Le préjudice d'anxiété revu et corrigé
Le 5 avril, l'assemblée plénière de la Cour de cassation a changé son fusil d'épaule au sujet du préjudice d'anxiété, dans un arrêt (n° 18-17442) largement publié et commenté. On se souvient qu'en 2010 la Haute Juridiction avait reconnu un préjudice d'anxiété pour des salariés exposés à l'amiante (Cass. soc. n° 09-42241, 11 mai 2010). Mais cinq ans plus tard, elle avait strictement limité cette reconnaissance aux seuls salariés dont l'entreprise était inscrite sur la liste réglementaire ouvrant droit à l'allocation de cessation anticipée d'activité des travailleurs de l'amiante (Acaata) (Cass. soc. n° 13-26175, 3 mars 2015). Un premier revirement de jurisprudence très critiqué par la doctrine mais qui restera constant.
Prouver l'exposition
L'arrêt d'avril dernier constitue une nouvelle volte-face. Il admet en effet la reconnaissance du préjudice d'anxiété pour des travailleurs ayant été exposés à l'amiante, que leur entreprise entre ou non dans le champ de l'Acaata.

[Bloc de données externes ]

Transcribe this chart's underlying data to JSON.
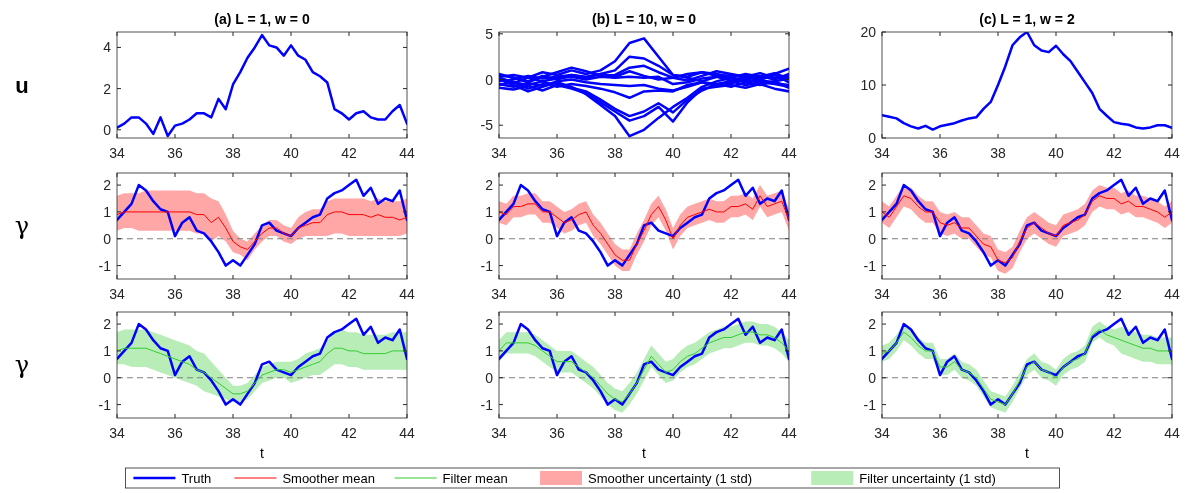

Cependant, alors qu'à l'origine il y avait une quasi-présomption d'imputabilité, les salariés devront faire la preuve de leur exposition et du préjudice subi, selon les règles civiles. Au-delà de l'amiante, cet arrêt pose la question d'un préjudice d'anxiété lié aux expositions à d'autres produits dangereux, susceptibles d'entraîner l'apparition de cancers. La Cour de cassation devra y apporter une réponse prochainement puisque, le 20 juin, elle a examiné un pourvoi de plusieurs centaines de mineurs exposés à des produits cancérogènes autres que l'amiante. Une décision très attendue et pour laquelle l'avocat général a déjà demandé le rejet.